Older choices affect newer choices, and consistent choices become culture.

Once upon a time, stock chart makers made an arbitrary choice influenced by older choices that had become culture. Those older choices being a general association with fortune, and a specific association with loss of money. (With intermediate steps, I think, but I'm being brief.) And those associations were different for different groups. Now the chart colors are part of culture too.

A choice being arbitrary doesn't mean it was random. You can trace the influence here.

But even if it had been random, it's culture now. Money in red has implications, and the implications vary.


So now ui choices in different countries is because of deep cultural meaning, but they could be arbitrary, but that doesn't mean it's random and now the arbitrary choice is now the culture? Seems like circular logic to rationalize arbitrary choices made anonymously.

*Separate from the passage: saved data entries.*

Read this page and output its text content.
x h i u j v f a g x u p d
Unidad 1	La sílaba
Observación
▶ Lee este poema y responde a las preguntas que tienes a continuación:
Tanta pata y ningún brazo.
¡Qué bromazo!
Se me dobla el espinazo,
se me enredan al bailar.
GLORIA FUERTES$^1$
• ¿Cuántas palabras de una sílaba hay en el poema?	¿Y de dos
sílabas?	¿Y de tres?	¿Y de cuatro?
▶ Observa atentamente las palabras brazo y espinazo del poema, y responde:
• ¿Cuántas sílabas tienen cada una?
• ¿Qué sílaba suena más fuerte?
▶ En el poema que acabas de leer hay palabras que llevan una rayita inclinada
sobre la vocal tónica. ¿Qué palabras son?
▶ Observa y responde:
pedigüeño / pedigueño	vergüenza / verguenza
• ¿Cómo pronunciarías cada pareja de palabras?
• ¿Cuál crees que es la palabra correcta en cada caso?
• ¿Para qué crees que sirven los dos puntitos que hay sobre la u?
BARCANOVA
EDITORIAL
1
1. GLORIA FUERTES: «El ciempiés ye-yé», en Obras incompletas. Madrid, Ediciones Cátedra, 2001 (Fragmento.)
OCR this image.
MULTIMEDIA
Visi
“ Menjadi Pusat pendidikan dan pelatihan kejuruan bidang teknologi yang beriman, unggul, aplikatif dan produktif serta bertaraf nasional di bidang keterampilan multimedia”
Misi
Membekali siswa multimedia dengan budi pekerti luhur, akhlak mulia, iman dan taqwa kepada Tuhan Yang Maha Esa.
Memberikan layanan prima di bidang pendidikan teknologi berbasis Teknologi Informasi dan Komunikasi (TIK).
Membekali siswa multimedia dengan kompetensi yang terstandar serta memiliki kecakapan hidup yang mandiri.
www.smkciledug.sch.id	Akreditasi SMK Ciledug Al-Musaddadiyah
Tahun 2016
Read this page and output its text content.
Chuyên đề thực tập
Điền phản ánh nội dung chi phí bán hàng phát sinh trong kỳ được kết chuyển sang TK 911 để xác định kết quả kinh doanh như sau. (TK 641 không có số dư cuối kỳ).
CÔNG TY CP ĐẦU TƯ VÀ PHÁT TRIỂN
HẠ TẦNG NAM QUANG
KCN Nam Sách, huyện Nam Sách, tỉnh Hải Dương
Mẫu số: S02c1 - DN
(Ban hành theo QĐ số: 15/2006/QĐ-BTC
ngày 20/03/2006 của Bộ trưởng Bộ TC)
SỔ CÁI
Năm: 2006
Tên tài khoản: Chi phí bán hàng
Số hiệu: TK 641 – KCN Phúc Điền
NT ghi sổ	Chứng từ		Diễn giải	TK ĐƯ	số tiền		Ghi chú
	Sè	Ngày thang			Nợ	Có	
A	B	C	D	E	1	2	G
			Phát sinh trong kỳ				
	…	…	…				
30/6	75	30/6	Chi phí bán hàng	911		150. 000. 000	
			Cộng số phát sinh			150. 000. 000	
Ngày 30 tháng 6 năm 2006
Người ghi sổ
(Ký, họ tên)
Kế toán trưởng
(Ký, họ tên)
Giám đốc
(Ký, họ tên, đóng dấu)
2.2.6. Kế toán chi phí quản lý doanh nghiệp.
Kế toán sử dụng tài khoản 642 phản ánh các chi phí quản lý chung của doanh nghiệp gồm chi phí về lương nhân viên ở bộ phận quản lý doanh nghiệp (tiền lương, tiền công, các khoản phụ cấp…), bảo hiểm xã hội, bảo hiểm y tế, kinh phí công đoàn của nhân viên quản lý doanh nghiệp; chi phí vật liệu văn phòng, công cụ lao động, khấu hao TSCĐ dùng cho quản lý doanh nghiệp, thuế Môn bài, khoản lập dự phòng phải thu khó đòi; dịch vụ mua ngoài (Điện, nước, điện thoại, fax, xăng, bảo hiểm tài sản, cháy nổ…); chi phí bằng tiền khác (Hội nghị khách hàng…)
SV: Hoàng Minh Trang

You have to analyze it on a case by case basis. It only sounds silly if you try to generalize everything into a single rule.

Different choices have different levels of cultural depth. Often the depth is zero. But it varies.

And culture is created by arbitrary decisions coalescing into guidelines. If it's not coalescing, then it's not culture. You have to look at the big picture to tell if something is culture or not.


The big picture is that people stop when the traffic light turns red.


...so you are suggesting that one situation where colors match invalidates situations where colors are different.

You're implying that if red's meaning in one situation is the same, then red's other meanings in other situations must be the same.

Okay I guess. I don't know why you would think that, but I don't have much hope of convincing you otherwise.


If it's all chosen because colors are deeply cultural then they would be the same. If important stuff is all different and arbitrary then it's not cultural.


> all chosen because colors are deeply cultural

> all different and arbitrary

Those are the extremes of the spectrum.

Color choices are not at either extreme.

Most color choices are arbitrary, some of them are shallowly cultural, and some of them are deeply cultural.

HN having an orange banner at the top isn't significantly cultural. Traffic lights are worldwide culture. Black or green for positive money and red for negative money are US culture. Red for positive money and black or green for negative money are Chinese culture. These choices tie into older associations, which affects the depth. But even if they were shallow they'd still be culture.


Do you have a source for any of this?


You want me to pick one out of google? They all say the same thing https://www.linkedin.com/pulse/paradox-red-green-festive-per... https://www.bbc.com/news/av/business-33464903

Here's a link full of its own links https://graphicdesign.stackexchange.com/questions/6982/excep...

Or we can look at how old the western association with red as negative money is: https://grammarist.com/idiom/in-the-red-and-in-the-black/

If you wanted specific links you should have said so 4 days ago after I wrote "You can also do a text search for china red green stocks, or japan red green stocks."

If you want a citation for HN's orange not being deeply cultural, then you got me, I didn't actually check. But let's see... "The orange logo was chosen because it was the opposite of VC websites which were typically forest green or navy blue" yeah that's not deep culture.